3. Income Tax Exemption: The Government announces every year the tax slabs and the rates of taxation. There is nothing that says the government cannot change taxation rules mid-year but governments have kept themselves away from changing what it announces in the Budget. Chidambaram had kept the slabs and rates untouched in 2013-14 except for offering a small relief to tax payers in the income bracket between Rs 2 lakh to Rs 5 lakh.

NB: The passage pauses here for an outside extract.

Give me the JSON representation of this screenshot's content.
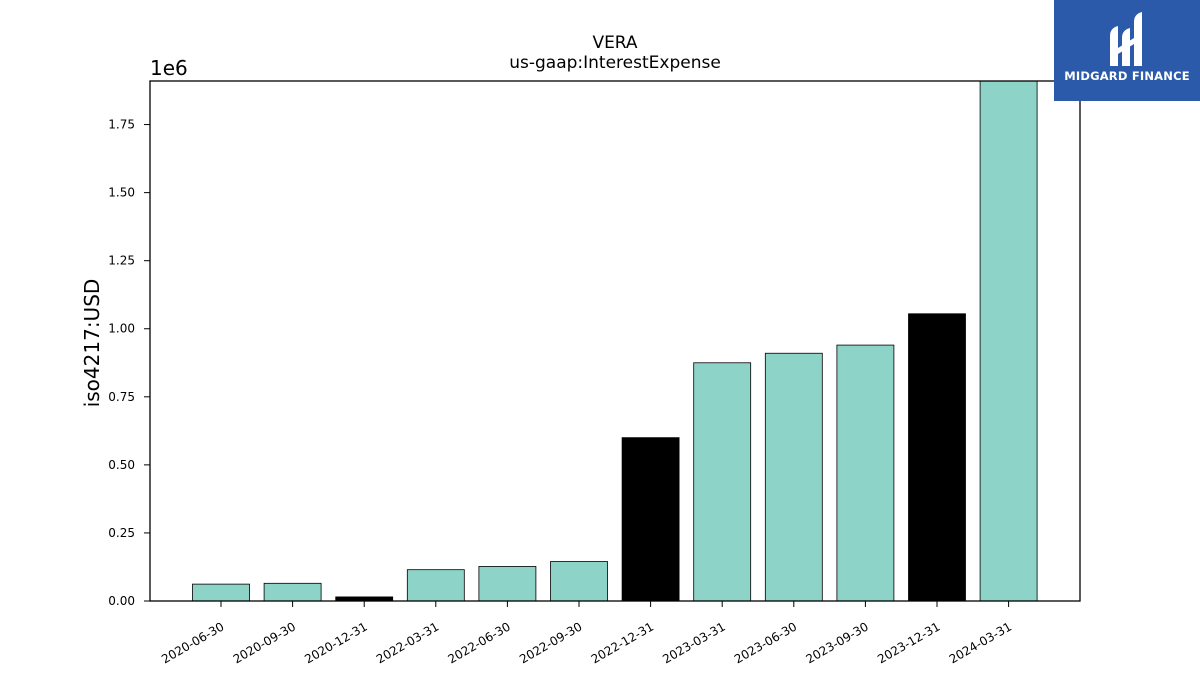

Jaitley is expected to raise the minimum tax bracket which currently is at Rs 2 lakh for ordinary citizens and Rs 2.5 lakh for senior citizens. Keeping inflation and increasing pressure on household finances in mind, Jaitley might move up these brackets to provide relief to more tax payers. The government gives you tax exemption over and above the basic exemption limits if you invest it in employee provident fund, public provdient fund, education loan, house rent etc. The ordinary citizen who sees half of his salary going away on the first day of the month to pay off home or education loans, rent, insurances etc, wants greater relief from taxation. The limit of exemption upto Rs 1 lakh was fed almost a decade back and it is time the government thinks of changing it. The government also provides other exemptions like medical (Rs 800 per month) or travel allowances (rs 15,00 per year). However, it is difficult to manage the expenditure with rising fuel and healthcare costs. It is expected the government will increase the exemption thresholds commensurate with the expenditures. The limit on exemption over home loan interest which stands at Rs 1.5 lakh for the year also might go up: so keep a tab.

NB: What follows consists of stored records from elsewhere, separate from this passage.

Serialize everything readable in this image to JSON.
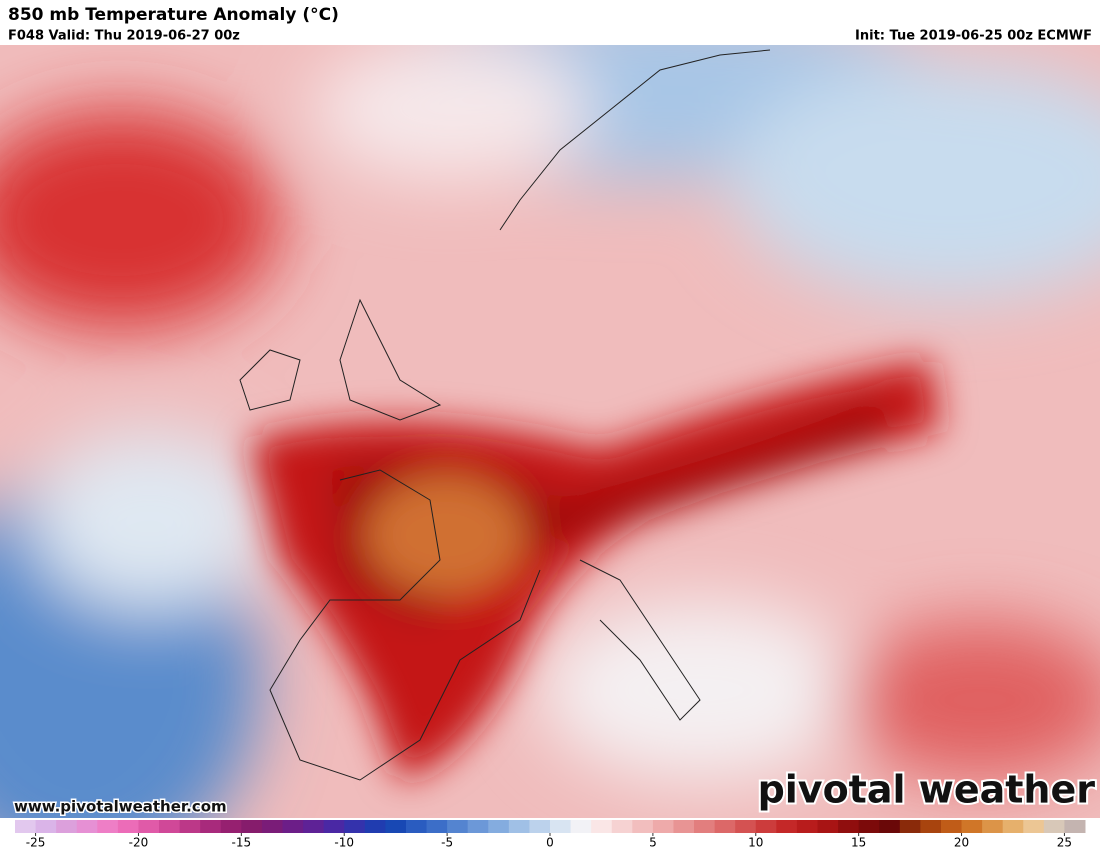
{
  "header": {
    "title": "850 mb Temperature Anomaly (°C)",
    "valid": "F048 Valid: Thu 2019-06-27 00z",
    "init": "Init: Tue 2019-06-25 00z ECMWF"
  },
  "footer": {
    "website": "www.pivotalweather.com",
    "logo": "pivotal weather"
  },
  "colorbar": {
    "range": [
      -26,
      26
    ],
    "ticks": [
      -25,
      -20,
      -15,
      -10,
      -5,
      0,
      5,
      10,
      15,
      20,
      25
    ],
    "colors": [
      "#e2c8ee",
      "#dab4e8",
      "#dca0dc",
      "#e690d4",
      "#ee7ec6",
      "#ec6cb8",
      "#e05aa8",
      "#d04898",
      "#bc3888",
      "#a82a7c",
      "#962070",
      "#861c6c",
      "#7a1c78",
      "#6c1e88",
      "#5e2296",
      "#4a28a4",
      "#3432ac",
      "#203cb0",
      "#1848b4",
      "#2a5cc0",
      "#3c6ec8",
      "#5484d0",
      "#6c98d8",
      "#84acdf",
      "#a0c0e6",
      "#bcd2ec",
      "#d8e4f2",
      "#f2f2f6",
      "#fae6e6",
      "#f6d2d2",
      "#f2bebe",
      "#eeaaaa",
      "#e89494",
      "#e27e7e",
      "#dc6868",
      "#d45252",
      "#cc3c3c",
      "#c42828",
      "#b81c1c",
      "#a81414",
      "#900e0e",
      "#7c0a0a",
      "#6a0808",
      "#8a2a0a",
      "#a8440e",
      "#c05c18",
      "#d07628",
      "#dc9448",
      "#e6b06c",
      "#ecc694",
      "#d8c8b8",
      "#c4b4b0"
    ]
  }
}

4. Disinvestment: One of the major challenges of the government is revenue collection. Tax collection is low, and raising the rates looks difficult. For the individuals it will mean less cash for an economy that already has high inflation, for the corporate it will act as a disincentive to generate better growth. So the government goes for disinvestment which means it will sell away government shares in public sector units or other assets as it chooses to.
Moneycontrol reports, "We expect average annual disinvestment requirement over the next three years at Rs 600bn, ex PSU banks (vs interim budget target of Rs519bn). Given that average mobilization has been 57% of the target in the past 4 years, the targeted amount could be much higher."
5. Retrospective Taxation: This was brought in with a amendment in taxation laws by Manmohan Singh's government inorder to tax foreign compaines after the deal had been sealed. This was done as many companies used tax havens for tax evasion and government had no way to track the evaders. In current budget, the government may repeal the law in order to improve investor confidence.